A pause. Cholo looked like I just slapped him.

“Enough?” Cholo let out the word like it was something poisonous. The fight in him was returning and I could see the walls come back up all around him. “Vinnie, you know that all my life I’ve struggled with what that word meant and entailed, don’t you think I would know what it’s like to have someone insinuate that you’re not enough? How can I even think of doing that to you?”

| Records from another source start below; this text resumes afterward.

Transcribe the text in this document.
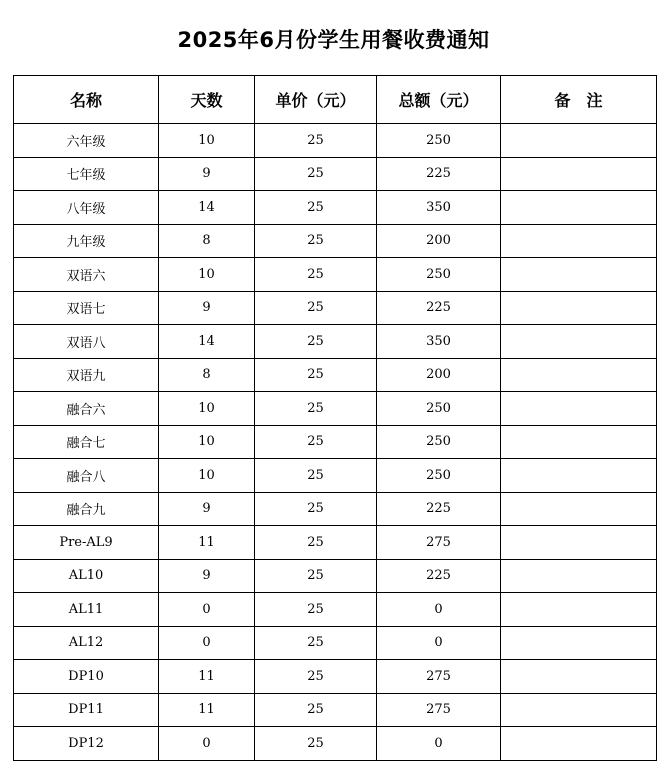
2025年6月份学生用餐收费通知
名称	天数	单价（元）	总额（元）	备　注
六年级	10	25	250	
七年级	9	25	225	
八年级	14	25	350	
九年级	8	25	200	
双语六	10	25	250	
双语七	9	25	225	
双语八	14	25	350	
双语九	8	25	200	
融合六	10	25	250	
融合七	10	25	250	
融合八	10	25	250	
融合九	9	25	225	
Pre-AL9	11	25	275	
AL10	9	25	225	
AL11	0	25	0	
AL12	0	25	0	
DP10	11	25	275	
DP11	11	25	275	
DP12	0	25	0	
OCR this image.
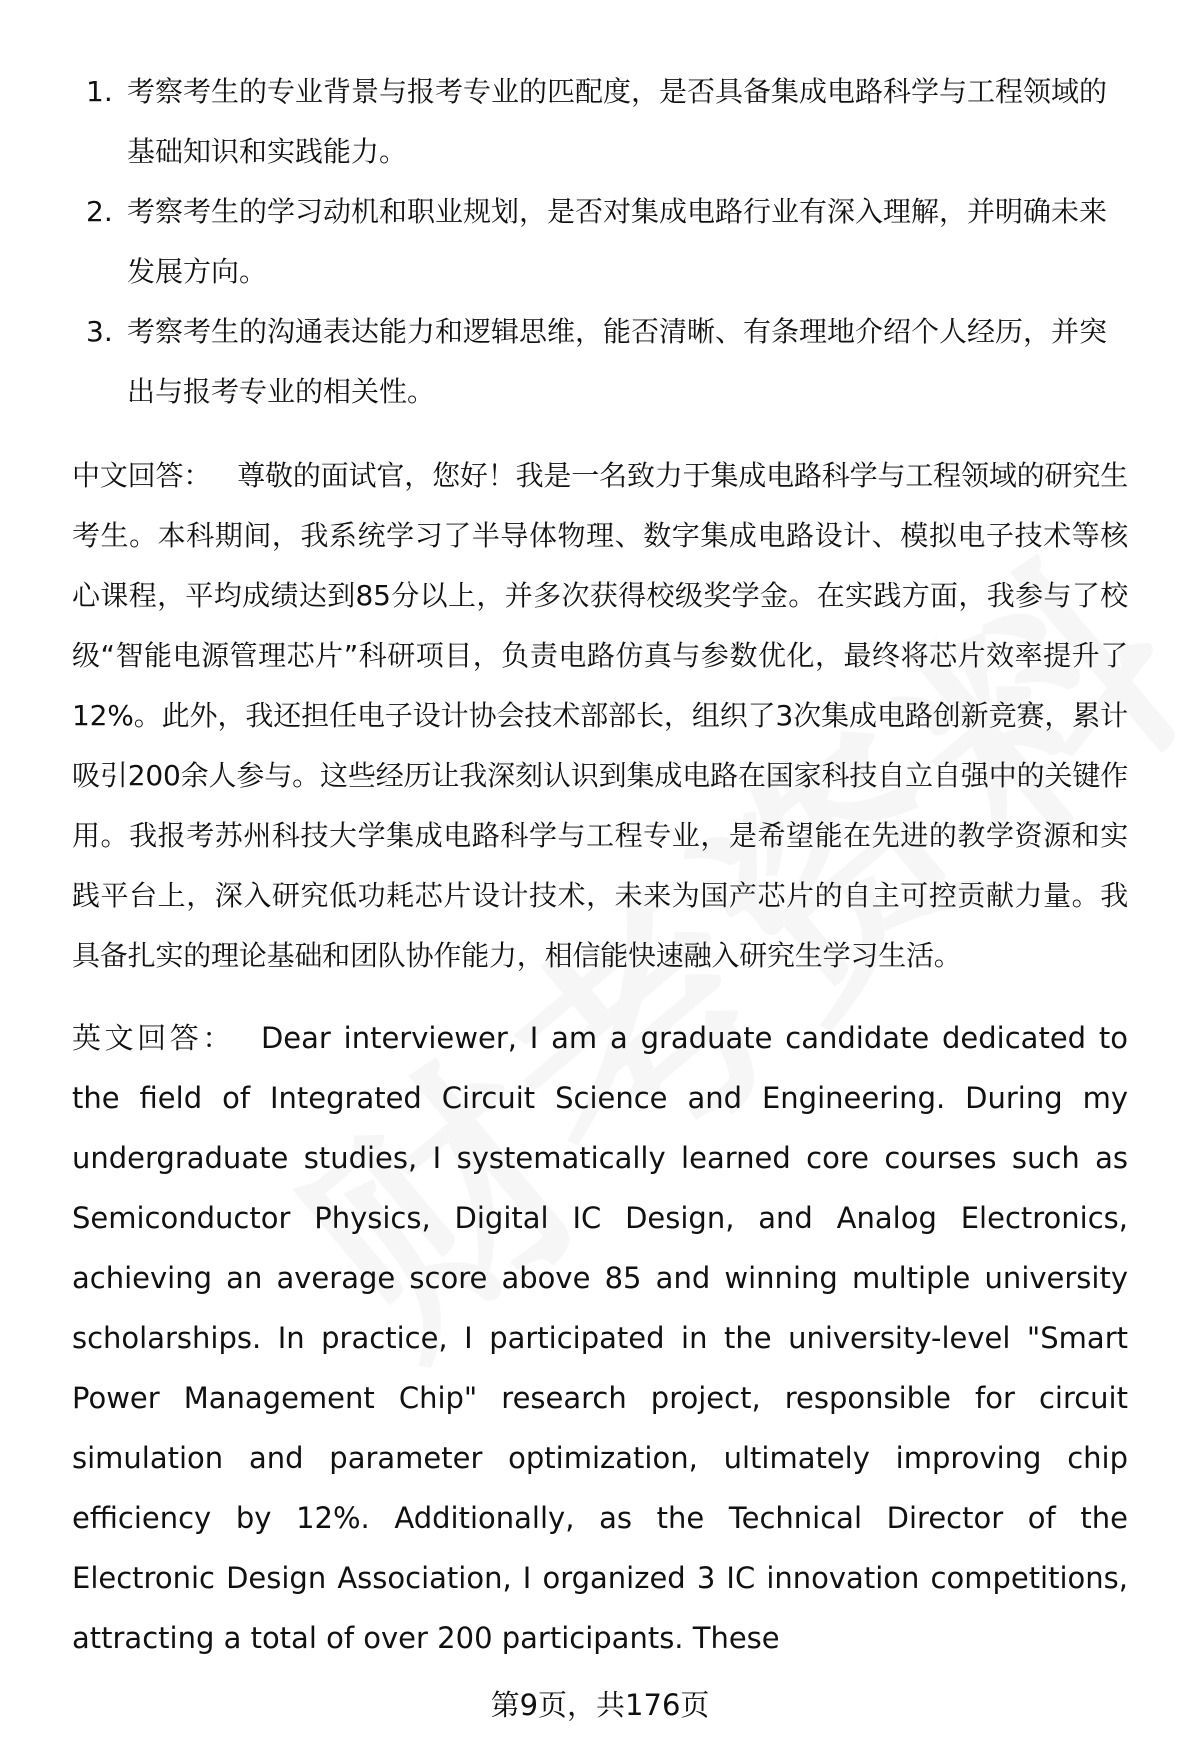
1. 考察考生的专业背景与报考专业的匹配度，是否具备集成电路科学与工程领域的基础知识和实践能力。
2. 考察考生的学习动机和职业规划，是否对集成电路行业有深入理解，并明确未来发展方向。
3. 考察考生的沟通表达能力和逻辑思维，能否清晰、有条理地介绍个人经历，并突出与报考专业的相关性。

中文回答： 尊敬的面试官，您好！我是一名致力于集成电路科学与工程领域的研究生考生。本科期间，我系统学习了半导体物理、数字集成电路设计、模拟电子技术等核心课程，平均成绩达到85分以上，并多次获得校级奖学金。在实践方面，我参与了校级“智能电源管理芯片”科研项目，负责电路仿真与参数优化，最终将芯片效率提升了12%。此外，我还担任电子设计协会技术部部长，组织了3次集成电路创新竞赛，累计吸引200余人参与。这些经历让我深刻认识到集成电路在国家科技自立自强中的关键作用。我报考苏州科技大学集成电路科学与工程专业，是希望能在先进的教学资源和实践平台上，深入研究低功耗芯片设计技术，未来为国产芯片的自主可控贡献力量。我具备扎实的理论基础和团队协作能力，相信能快速融入研究生学习生活。

英文回答： Dear interviewer, I am a graduate candidate dedicated to the field of Integrated Circuit Science and Engineering. During my undergraduate studies, I systematically learned core courses such as Semiconductor Physics, Digital IC Design, and Analog Electronics, achieving an average score above 85 and winning multiple university scholarships. In practice, I participated in the university-level "Smart Power Management Chip" research project, responsible for circuit simulation and parameter optimization, ultimately improving chip efficiency by 12%. Additionally, as the Technical Director of the Electronic Design Association, I organized 3 IC innovation competitions, attracting a total of over 200 participants. These

第9页，共176页
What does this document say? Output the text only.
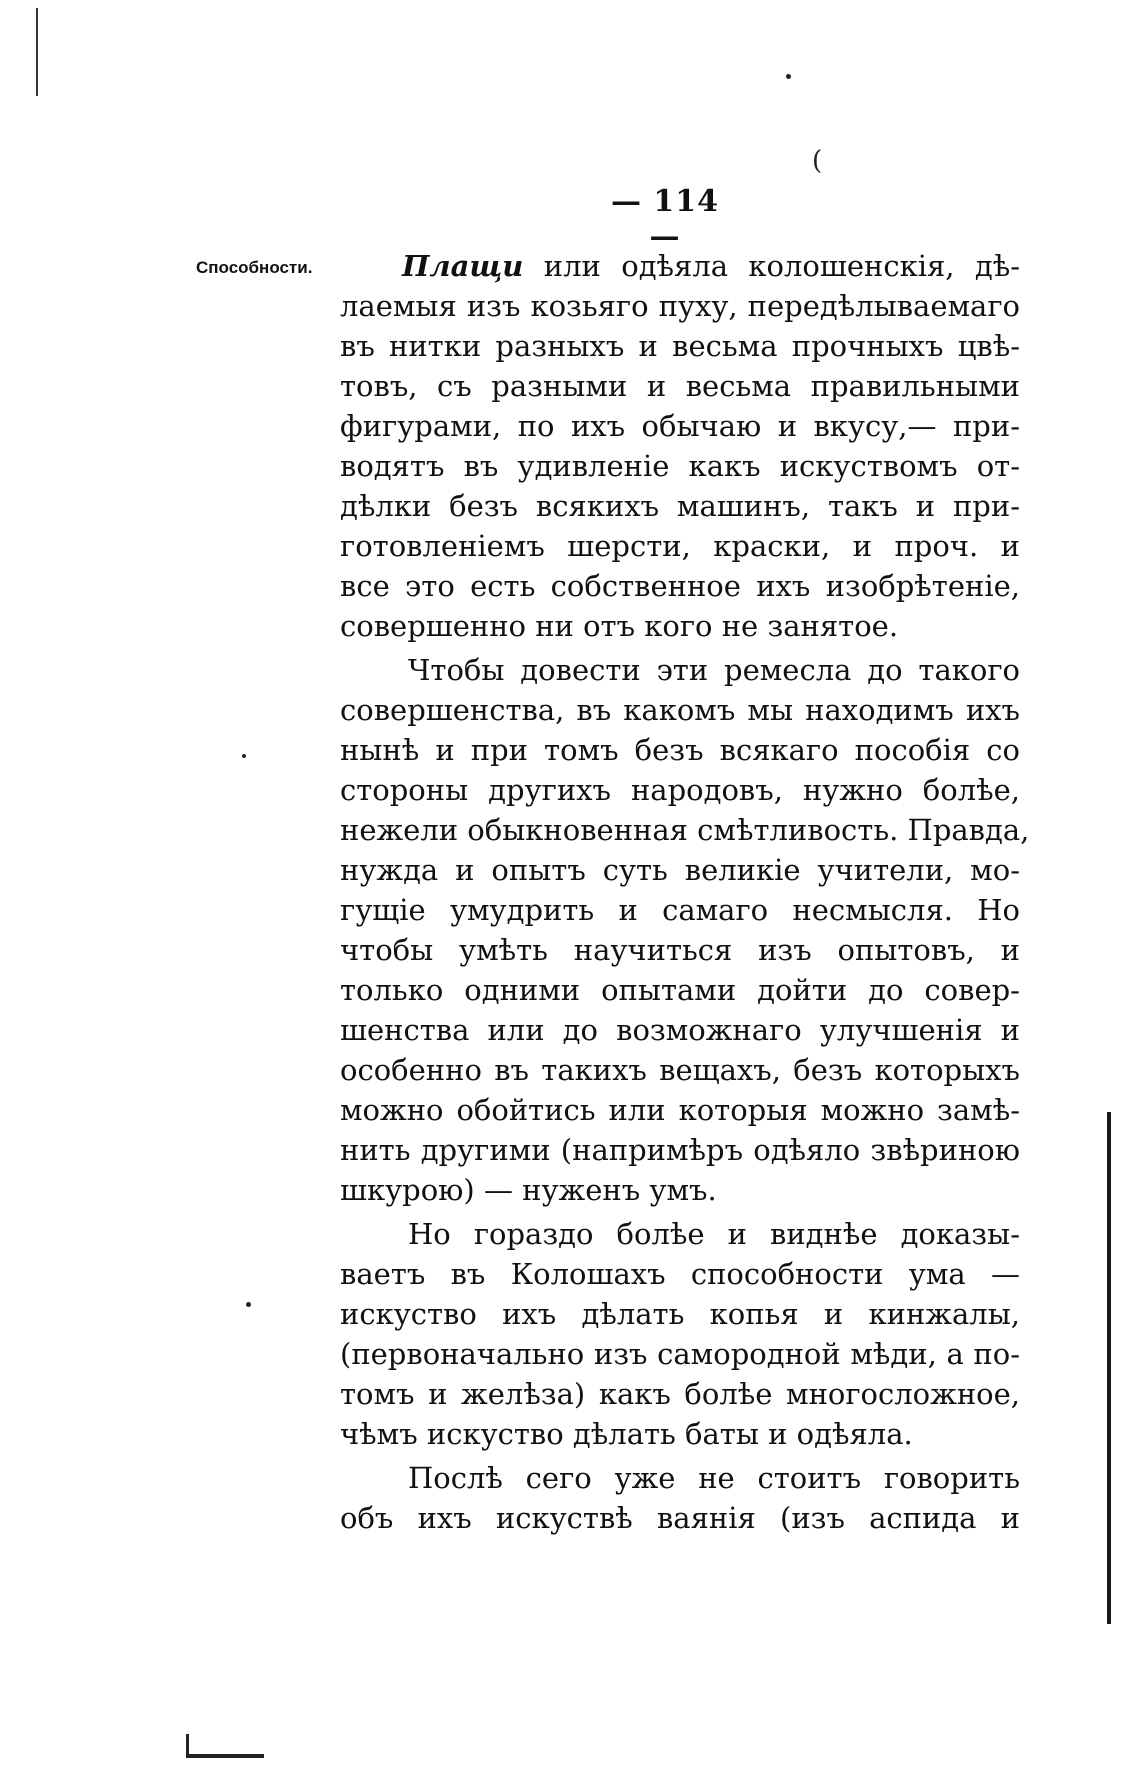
(
— 114 —
Способности.	Плащи или одѣяла колошенскія, дѣ-
лаемыя изъ козьяго пуху, передѣлываемаго
въ нитки разныхъ и весьма прочныхъ цвѣ-
товъ, съ разными и весьма правильными
фигурами, по ихъ обычаю и вкусу,— при-
водятъ въ удивленіе какъ искуствомъ от-
дѣлки безъ всякихъ машинъ, такъ и при-
готовленіемъ шерсти, краски, и проч. и
все это есть собственное ихъ изобрѣтеніе,
совершенно ни отъ кого не занятое.
Чтобы довести эти ремесла до такого
совершенства, въ какомъ мы находимъ ихъ
нынѣ и при томъ безъ всякаго пособія со
стороны другихъ народовъ, нужно болѣе,
нежели обыкновенная смѣтливость. Правда,
нужда и опытъ суть великіе учители, мо-
гущіе умудрить и самаго несмысля. Но
чтобы умѣть научиться изъ опытовъ, и
только одними опытами дойти до совер-
шенства или до возможнаго улучшенія и
особенно въ такихъ вещахъ, безъ которыхъ
можно обойтись или которыя можно замѣ-
нить другими (напримѣръ одѣяло звѣриною
шкурою) — нуженъ умъ.
Но гораздо болѣе и виднѣе доказы-
ваетъ въ Колошахъ способности ума —
искуство ихъ дѣлать копья и кинжалы,
(первоначально изъ самородной мѣди, а по-
томъ и желѣза) какъ болѣе многосложное,
чѣмъ искуство дѣлать баты и одѣяла.
Послѣ сего уже не стоитъ говорить
объ ихъ искуствѣ ваянія (изъ аспида и
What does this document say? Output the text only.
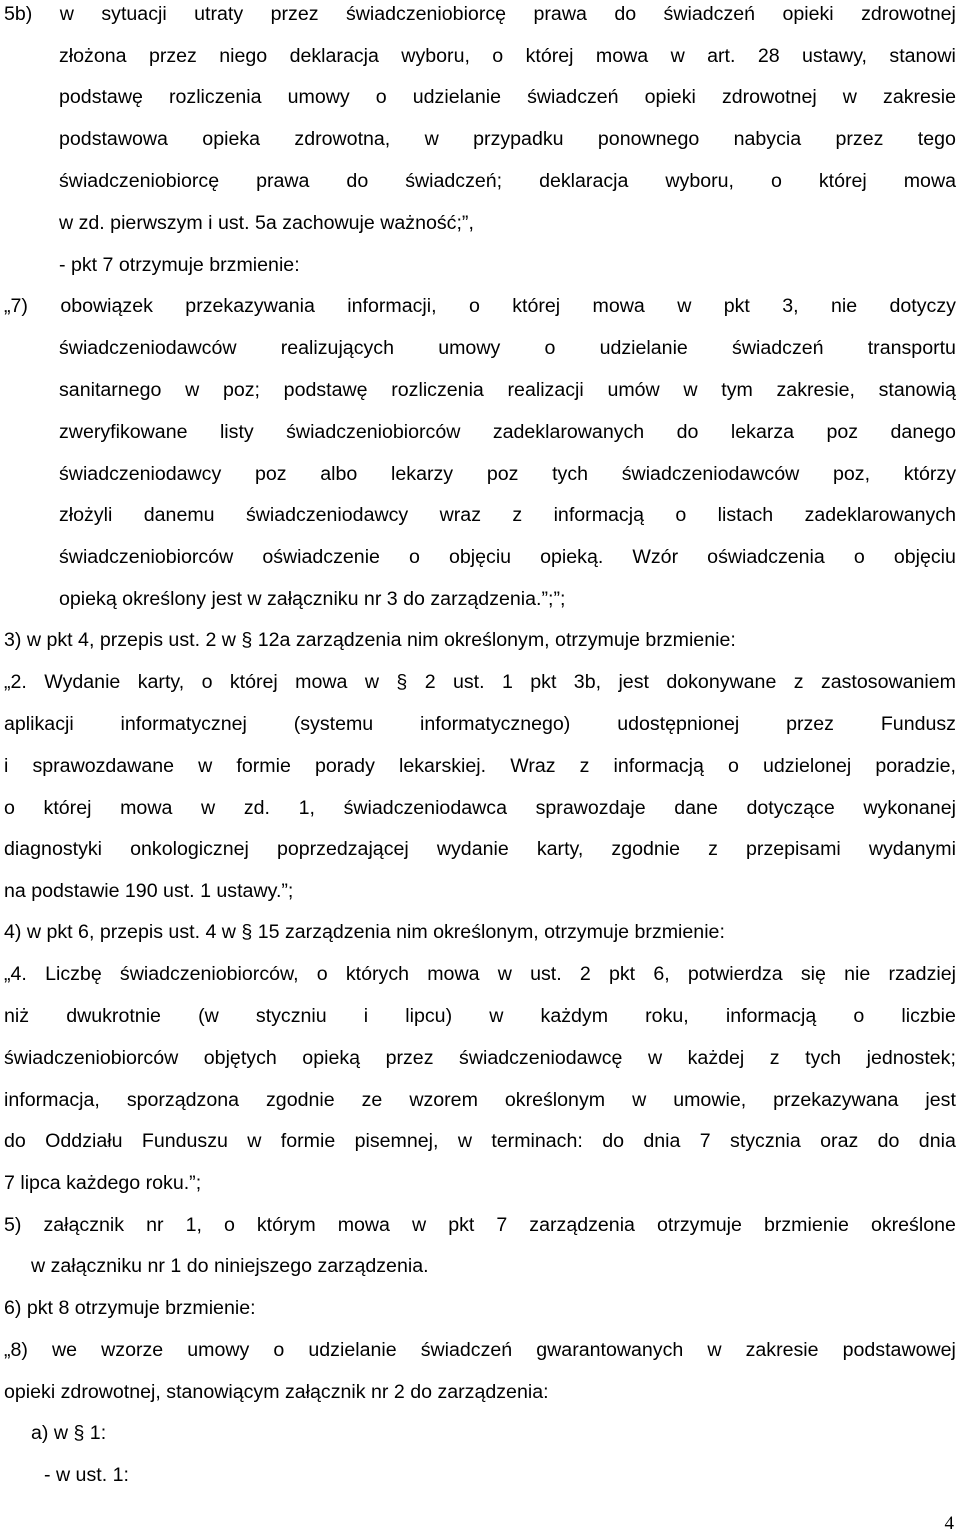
5b) w sytuacji utraty przez świadczeniobiorcę prawa do świadczeń opieki zdrowotnej
złożona przez niego deklaracja wyboru, o której mowa w art. 28 ustawy, stanowi
podstawę rozliczenia umowy o udzielanie świadczeń opieki zdrowotnej w zakresie
podstawowa opieka zdrowotna, w przypadku ponownego nabycia przez tego
świadczeniobiorcę prawa do świadczeń; deklaracja wyboru, o której mowa
w zd. pierwszym i ust. 5a zachowuje ważność;”,
- pkt 7 otrzymuje brzmienie:
„7) obowiązek przekazywania informacji, o której mowa w pkt 3, nie dotyczy
świadczeniodawców realizujących umowy o udzielanie świadczeń transportu
sanitarnego w poz; podstawę rozliczenia realizacji umów w tym zakresie, stanowią
zweryfikowane listy świadczeniobiorców zadeklarowanych do lekarza poz danego
świadczeniodawcy poz albo lekarzy poz tych świadczeniodawców poz, którzy
złożyli danemu świadczeniodawcy wraz z informacją o listach zadeklarowanych
świadczeniobiorców oświadczenie o objęciu opieką. Wzór oświadczenia o objęciu
opieką określony jest w załączniku nr 3 do zarządzenia.”;”;
3) w pkt 4, przepis ust. 2 w § 12a zarządzenia nim określonym, otrzymuje brzmienie:
„2. Wydanie karty, o której mowa w § 2 ust. 1 pkt 3b, jest dokonywane z zastosowaniem
aplikacji informatycznej (systemu informatycznego) udostępnionej przez Fundusz
i sprawozdawane w formie porady lekarskiej. Wraz z informacją o udzielonej poradzie,
o której mowa w zd. 1, świadczeniodawca sprawozdaje dane dotyczące wykonanej
diagnostyki onkologicznej poprzedzającej wydanie karty, zgodnie z przepisami wydanymi
na podstawie 190 ust. 1 ustawy.”;
4) w pkt 6, przepis ust. 4 w § 15 zarządzenia nim określonym, otrzymuje brzmienie:
„4. Liczbę świadczeniobiorców, o których mowa w ust. 2 pkt 6, potwierdza się nie rzadziej
niż dwukrotnie (w styczniu i lipcu) w każdym roku, informacją o liczbie
świadczeniobiorców objętych opieką przez świadczeniodawcę w każdej z tych jednostek;
informacja, sporządzona zgodnie ze wzorem określonym w umowie, przekazywana jest
do Oddziału Funduszu w formie pisemnej, w terminach: do dnia 7 stycznia oraz do dnia
7 lipca każdego roku.”;
5) załącznik nr 1, o którym mowa w pkt 7 zarządzenia otrzymuje brzmienie określone
w załączniku nr 1 do niniejszego zarządzenia.
6) pkt 8 otrzymuje brzmienie:
„8) we wzorze umowy o udzielanie świadczeń gwarantowanych w zakresie podstawowej
opieki zdrowotnej, stanowiącym załącznik nr 2 do zarządzenia:
a) w § 1:
- w ust. 1:
4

He ran a hand through his hair, his face tired, jaw clenched in an attempt to control himself. “You think I wanted you to turn into something else? God, when we met, you were the opposite of me. You didn’t care what people said or wanted, you breezed through everything and did things effortlessly. You think I forgot about that quiz bee? You were that amazing, smart girl and when we met again, I thought that maybe it didn’t have to matter. Maybe I didn’t have to be so uptight to prove myself after all because you had this I-don’t-care-fuck-you-everybody-manigas-kayo attitude and ended up okay anyway…”

The conversation was going off the deep end, I knew it, but we were way past the point of stepping on the brakes. It was me who had led it off the rails and I stared at him helplessly, not knowing what to say.

“But at the same time you were alone because no matter how tough you wanted to be, you did need company,” he went on. “Well, of course you’d rather die than admit that you were lonely but you were. All I wanted was to be there for you and make you realize what you were capable of, not because you weren’t good enough but because I knew what it was like to grow up alone and have no one to do that for me. I wanted to believe I could do that for you, that I could be needed, but apparently I wasn’t.”